Karena sang murid baru telah memahami bahwa kebaikan maupun kejahatan sama perlunya, dan bahwa keduanya merupakan kehendak Tuhan, pemahamannya lebih mendalam dari pemahaman murid-murid lainnya. Hal ini membuatnya berhak atas kedudukan sebagai wakil Syaikh, dan memenuhi syarat untuk memberi pengajaran kepada murid-murid angkatan berikutnya. Dia yang telah pasrah berserah diri kepada kehendak Ilahi dan menyaksikan kehendak Ilahi dibalik setiap kejadian berarti telah memperoleh pemahaman yang sempurna.

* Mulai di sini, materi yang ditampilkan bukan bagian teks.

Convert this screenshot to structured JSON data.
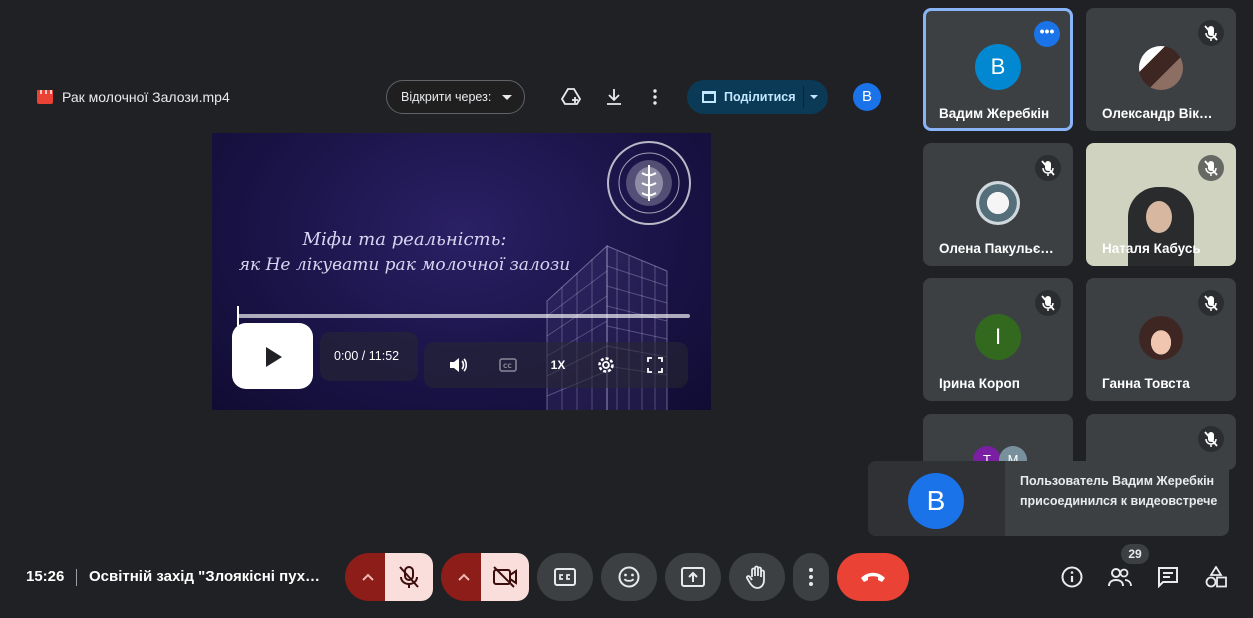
{
  "file": {
    "name": "Рак молочної Залози.mp4",
    "open_with_label": "Відкрити через:",
    "share_label": "Поділитися",
    "avatar_initial": "B"
  },
  "video": {
    "title_line1": "Міфи та реальність:",
    "title_line2": "як Не лікувати рак молочної залози",
    "seal_text": "KHARKIV INTERNATIONAL MEDICAL UNIVERSITY",
    "time": "0:00 / 11:52",
    "speed": "1X",
    "progress": 0
  },
  "participants": [
    {
      "name": "Вадим Жеребкін",
      "initial": "B",
      "color": "#0288d1",
      "active": true
    },
    {
      "name": "Олександр Вік…",
      "photo": true
    },
    {
      "name": "Олена Пакульє…",
      "photo": true
    },
    {
      "name": "Наталя Кабусь",
      "video": true
    },
    {
      "name": "Ірина Короп",
      "initial": "I",
      "color": "#33691e"
    },
    {
      "name": "Ганна Товста",
      "photo": true
    },
    {
      "group_initials": [
        "T",
        "M"
      ]
    },
    {
      "photo": true
    }
  ],
  "toast": {
    "avatar_initial": "B",
    "message": "Пользователь Вадим Жеребкін присоединился к видеовстрече"
  },
  "bottom": {
    "time": "15:26",
    "meeting_title": "Освітній захід \"Злоякісні пух…",
    "participant_count": "29"
  },
  "colors": {
    "background": "#202124",
    "tile": "#3c4043",
    "active_border": "#8ab4f8",
    "end_call": "#ea4335",
    "mic_off_bg": "#f9dedc",
    "mic_off_left": "#8c1d18",
    "share_bg": "#0b3a57"
  }
}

Kita memang tidak menyukai segala tindak kejahatan, dan kita musti berusaha keras semampu kita untuk memperbaiki kekeliruan itu. Tetapi kita musti melihat segala sesuatunya dari sudut pandang kebijaksanaan dan berusaha bersabar semampu kita dalam menghadapi perbuatan-perbuatan jahat orang lain, dengan pemahaman bahwa Tuhan memang telah mengijinkan mereka mengikuti dorongan hati untuk melakukan kebodohan. Kita jangan membenci mereka, tapi mengharapkan agar mereka menyadari segala kekeliruan tindakan mereka melalui kesadaran nurani dan akal yang telah dianugerahkan Allah kepada setiap orang dan seluruh umat manusia.

Dialah "Yang Membolak-balikkan Hati" dan adalah merupakan kearifanNya untuk menyempurnakan proses membaliknya hati melalui cara kebebasan untuk memilih yang merupakan karuniaNya kepada hamba-hambaNya, tidak dengan jalan paksaan. Tapi didalam kebebasan ini dituntut pertanggungjawaban, karena dihari akhir nanti, kita akan ditanya akan semua perbuatan-perbuatan kita, dan Dia akan bertanya: "Bukankah Aku sudah memberimu akal dan hati nurani untuk membedakan yang benar dengan yang salah? Apakah Aku menciptakanmu hanya sebagai hewan-hewan yang bodoh? Mengapa kamu tidak menggunakan anugerah-anugerah yang telah Kukaruniakan, tapi kamu malah menjadi budak dari egomu?"

Kebijaksanaan memerintahkan kita mengikuti jalan menuju kesempurnaan diri. Kapasitas untuk mengikuti jalan seperti itu adalah suatu karunia Ilahiah. Tidak mengikuti jalan itu berarti tidak mencapai pemenuhan potensi diri kita yang sesungguhnya, dan itu merupakan hal yang memalukan dan aib bagi kita.